Relokasi Pedagang Pantai MAF demi Keindahan Ibu Kota Provinsi
Menurut Yulianus Pasang, pemindahan ini didasarkan pada status Kabupaten Nabire yang kini telah resmi menjadi ibu kota Provinsi Papua Tengah.

NABIRE - Sekretaris Daerah (Sekda) Kabupaten Nabire, Yulianus Pasang, S.Pd., M.Pd., menjelaskan alasan penting di balik kebijakan relokasi pedagang kaki lima dari Pantai Nabire (sebelumnya MAF) ke kawasan Taman Gizi.
Menurut Yulianus Pasang, pemindahan ini didasarkan pada status Kabupaten Nabire yang kini telah resmi menjadi ibu kota Provinsi Papua Tengah. Ia menegaskan, sebagai ibu kota provinsi, Kabupaten Nabire dituntut untuk berbenah serta menata tata ruang perkotaan agar terlihat indah dan representatif.

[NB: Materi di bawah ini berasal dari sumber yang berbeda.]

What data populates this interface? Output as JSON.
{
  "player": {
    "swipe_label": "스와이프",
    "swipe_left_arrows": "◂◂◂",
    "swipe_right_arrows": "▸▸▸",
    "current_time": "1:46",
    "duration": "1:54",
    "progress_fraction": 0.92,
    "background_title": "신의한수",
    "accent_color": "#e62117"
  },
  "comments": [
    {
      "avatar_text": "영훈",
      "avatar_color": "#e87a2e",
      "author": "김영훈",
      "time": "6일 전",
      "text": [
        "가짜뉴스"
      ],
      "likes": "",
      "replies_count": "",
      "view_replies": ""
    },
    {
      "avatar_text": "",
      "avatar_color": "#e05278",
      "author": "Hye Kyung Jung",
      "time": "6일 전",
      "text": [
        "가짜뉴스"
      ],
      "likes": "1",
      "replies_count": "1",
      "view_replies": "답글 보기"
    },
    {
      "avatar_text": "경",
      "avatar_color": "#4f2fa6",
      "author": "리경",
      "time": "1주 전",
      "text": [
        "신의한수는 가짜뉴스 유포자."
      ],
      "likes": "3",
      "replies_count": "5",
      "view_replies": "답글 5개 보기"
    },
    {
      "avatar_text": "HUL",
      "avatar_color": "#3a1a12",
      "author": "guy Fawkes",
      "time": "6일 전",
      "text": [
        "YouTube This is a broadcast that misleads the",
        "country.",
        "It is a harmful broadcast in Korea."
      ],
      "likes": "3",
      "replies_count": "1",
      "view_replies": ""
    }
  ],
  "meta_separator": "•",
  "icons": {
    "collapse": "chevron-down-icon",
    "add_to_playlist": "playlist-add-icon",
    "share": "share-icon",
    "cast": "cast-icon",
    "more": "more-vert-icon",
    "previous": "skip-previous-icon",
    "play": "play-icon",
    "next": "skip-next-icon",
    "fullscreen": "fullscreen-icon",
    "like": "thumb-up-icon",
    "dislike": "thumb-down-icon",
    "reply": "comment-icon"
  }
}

Pemerintah daerah melihat kondisi di Pantai Nabire sudah semakin padat dengan meningkatnya jumlah penduduk serta aktivitas para penjual buah-buahan, bakso dan pedagang lainnya.
“Karena jumlah penjual semakin banyak dan lokasi Pantai Nabire sudah tidak memungkinkan serta semakin sempit, maka pemerintah mengambil kebijakan penataan kota ini,” ujar Yulianus Pasang saat ditemui di ruang kerjanya, Selasa (15/9/2026).
Sebagai solusi, pemerintah daerah mengarahkan para pedagang untuk pindah ke kawasan Taman Gizi Oyehe yang memiliki lahan lebih luas hingga ke bagian belakang pertokoan.
Kebijakan penataan ini juga bertujuan untuk menjaga kebersihan, ketertiban serta keamanan kota agar masyarakat merasa nyaman dan tidak lagi mendapati sampah yang berserakan.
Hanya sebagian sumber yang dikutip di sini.